Hmm... how could we reduce the administrative burden placed upon providers? I know! How about a single-payer system that is completely uniform? Maybe the government could contract with providers in a single point of entry into the system. Then the government could also fund 5 or 6 health plans with uniform benefit designs which compete for members based on service.
People who are opposed to single-payer say that competition is vital to improving the system as a whole. But this study comes as compelling evidence that the competition itself creates so much inefficiency that the system is losing some of its best providers. There will always be some doctors who will take payments only from the patients themselves (plastic surgeons come to mind), but 11%? Add this to the costs of a disjointed healthcare system loaded with inefficiencies.
I haven't posted in a while, it's been a busy week. Luckily, I've been storing up posts I wanted to make.

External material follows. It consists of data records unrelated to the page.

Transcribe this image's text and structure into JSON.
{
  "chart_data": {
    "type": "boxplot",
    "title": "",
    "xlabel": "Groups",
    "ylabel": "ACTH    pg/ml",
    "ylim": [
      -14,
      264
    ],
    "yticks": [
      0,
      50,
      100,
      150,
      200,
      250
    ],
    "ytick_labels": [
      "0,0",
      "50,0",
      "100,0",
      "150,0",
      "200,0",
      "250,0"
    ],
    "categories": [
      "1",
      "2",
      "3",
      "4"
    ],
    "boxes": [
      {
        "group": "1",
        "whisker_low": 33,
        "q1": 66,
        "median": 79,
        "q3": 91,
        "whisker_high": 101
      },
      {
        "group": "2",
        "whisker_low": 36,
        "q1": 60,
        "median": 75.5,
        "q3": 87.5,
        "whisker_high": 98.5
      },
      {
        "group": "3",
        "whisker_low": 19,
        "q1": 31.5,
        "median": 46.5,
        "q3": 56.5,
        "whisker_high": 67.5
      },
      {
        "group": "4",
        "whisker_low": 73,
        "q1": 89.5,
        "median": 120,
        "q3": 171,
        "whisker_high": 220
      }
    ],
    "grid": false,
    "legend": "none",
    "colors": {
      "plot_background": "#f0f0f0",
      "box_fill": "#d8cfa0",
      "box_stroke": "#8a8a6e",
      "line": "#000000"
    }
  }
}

First, Sen. Olympia Snow, (R-Maine) is considering an amendment to the Association Health Plan Bill that might address some of the concerns mentioned in my previous post on the subject, namely that the bill would allow AHPs to be exempt from state regulations which provide protections to health plan members. Snow's amendment would mandate that all offered benefit packages would have all benefits offered in at least two thirds of the states. Snow says that this amendment would help attract Democrats and moderate Republicans (they still exist?) to approve a bill that has received heavy opposition from the American Cancer Society (becauses mammograms wouldn't be mandated) and AARP (because the bill allows discrimination against older and sicker workers).
The only problem now is Joe Paduda's comment at Managed Care Matters. Joe thinks that because there is such a pervasive oligarchy in health care, bargaining power is something of a mirage in healthcare today. If there is only one major insurer in your market, it doesn't matter how much clout you have, the insurer knows you're a captive audience and doesn't have to bargain down to get your business. Accordingly, the only benefit keeping prices down is the economies of scale that might result with a larger contract compared to a smaller contract. But then, the small companies would still have to be administrated separately, thus eliminating many of the economy of scale benefits as well.
So... this amendment may kill the ability for AHPs to save small businesses money in the insurance market (though I still think there would be small savings), but without it, it likely won't get passed. We'll have to see how it plays out.